JOHANNESBURG - Financial services firm PwC has called on the industry to transform or risk a more fragmented sector in the future because of the slow pace of change.
PwC South African partner responsible for financial services Jorge Camarate said the country’s big four banks were yet to transform significantly.
“The growth of unexpected players emerging in the financial services industry has created what has been called a ‘marketplace without boundaries’,” he said, adding that non-traditional players were increasingly exploring new opportunities, enabling them to challenge incumbents and continually change the state of financial services in South Africa.
Camarate said Capitec, which boasts a market capitalisation of R113.6 billion, had demonstrated that any company could compete and challenge the dominance of the universal banks, saying: “Capitec has been successful in entering the retail banking sector.”
Camarate also noted that South Africa was digitising its banking sector very quickly. He stressed, however, that going digital should not be a separate model, but a way of how banks could serve their customers in a “more cost-effective manner”.
PwC identified three trends developing the market that could impact the banking landscape and profitability of the big four banks.

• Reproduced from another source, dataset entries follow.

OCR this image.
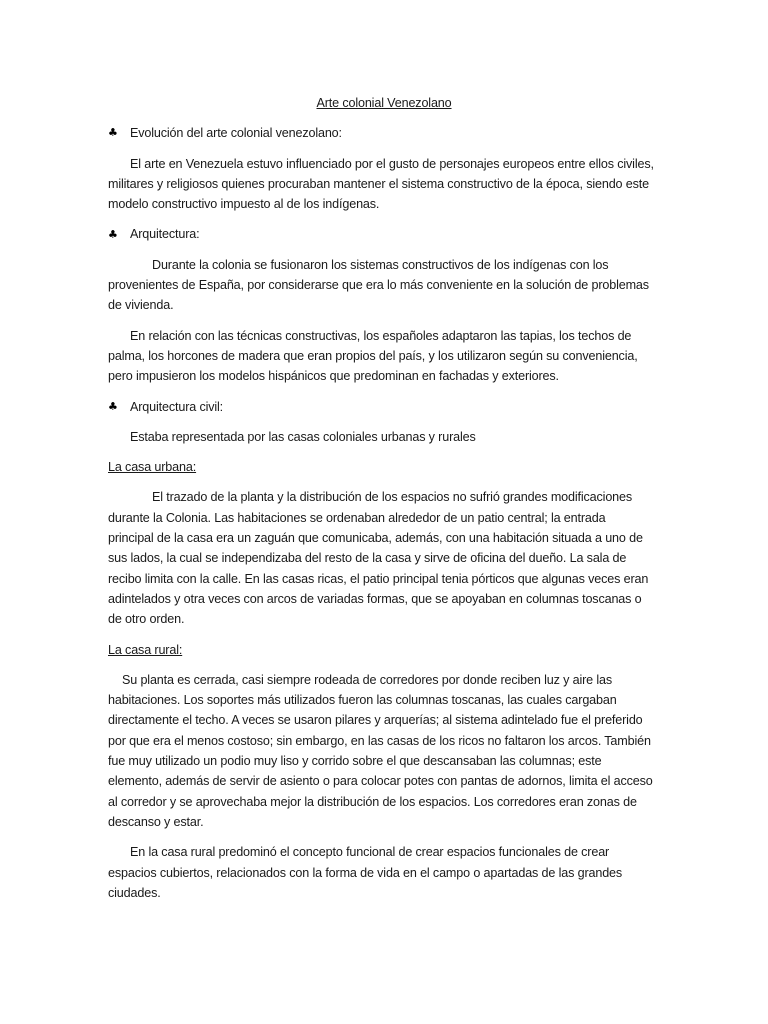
Arte colonial Venezolano
♣ Evolución del arte colonial venezolano:

El arte en Venezuela estuvo influenciado por el gusto de personajes europeos entre ellos civiles, militares y religiosos quienes procuraban mantener el sistema constructivo de la época, siendo este modelo constructivo impuesto al de los indígenas.

♣ Arquitectura:

Durante la colonia se fusionaron los sistemas constructivos de los indígenas con los provenientes de España, por considerarse que era lo más conveniente en la solución de problemas de vivienda.

En relación con las técnicas constructivas, los españoles adaptaron las tapias, los techos de palma, los horcones de madera que eran propios del país, y los utilizaron según su conveniencia, pero impusieron los modelos hispánicos que predominan en fachadas y exteriores.

♣ Arquitectura civil:

Estaba representada por las casas coloniales urbanas y rurales

La casa urbana:

El trazado de la planta y la distribución de los espacios no sufrió grandes modificaciones durante la Colonia. Las habitaciones se ordenaban alrededor de un patio central; la entrada principal de la casa era un zaguán que comunicaba, además, con una habitación situada a uno de sus lados, la cual se independizaba del resto de la casa y sirve de oficina del dueño. La sala de recibo limita con la calle. En las casas ricas, el patio principal tenia pórticos que algunas veces eran adintelados y otra veces con arcos de variadas formas, que se apoyaban en columnas toscanas o de otro orden.

La casa rural:

Su planta es cerrada, casi siempre rodeada de corredores por donde reciben luz y aire las habitaciones. Los soportes más utilizados fueron las columnas toscanas, las cuales cargaban directamente el techo. A veces se usaron pilares y arquerías; al sistema adintelado fue el preferido por que era el menos costoso; sin embargo, en las casas de los ricos no faltaron los arcos. También fue muy utilizado un podio muy liso y corrido sobre el que descansaban las columnas; este elemento, además de servir de asiento o para colocar potes con pantas de adornos, limita el acceso al corredor y se aprovechaba mejor la distribución de los espacios. Los corredores eran zonas de descanso y estar.

En la casa rural predominó el concepto funcional de crear espacios funcionales de crear espacios cubiertos, relacionados con la forma de vida en el campo o apartadas de las grandes ciudades.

These included the emergence of digital solutions with lower-cost models launched by adjacent financial services players; the emergence of sector and industry-specific banks, closely integrated with broader supply chains, launched by non-financial services players; and the ongoing transformation of the big four banks to address changing customer, regulatory and technology needs.
The lack of transformation in the banking sector has been a bone of contention in South Africa politics.
Earlier this year, President Jacob Zuma called for diversification and transformation of the sector and for new players to enter the market as part of the much-touted radical economic transformation.
Zuma made the remarks after the Competition Commission released its report on collusion by 17 banks including Absa, Investec, Standard Bank and Barclays in manipulating the trading of foreign currency involving the volatile Rand.
Just recently, a group of black professionals said they were on course to establish a cooperative financial institution, which would be a precursor towards Khanya Cooperative Bank, in a bid to transform the country’s banking sector.
Last month, Discovery moved a step closer to running a fully fledged retail bank after the Registrar of Banks granted the financial services group a banking licence, just weeks after TymeDigital by Commonwealth Bank SA said it had been issued with an operating licence by the South African Reserve Bank (Sarb).
This was the first licence issued to a new bank by the SARB since 1999. In July last year, the Sarb granted authorisation to the South African Post Office to establish its own bank. PwC said the big four banks were progressively finding new ways to enable them to stay relevant in the market.
The firm said: “Unlike their challengers, the four universal banks have the principal advantage of being able to serve a sizeable share of South Africa’s business and corporate banking customers.
In order to maintain this advantage, they will need to develop strong data analytics capabilities and develop new solutions to better meet the needs of their customers, as well as find efficiencies in their legacy businesses to fund the large-scale transformation effort required.”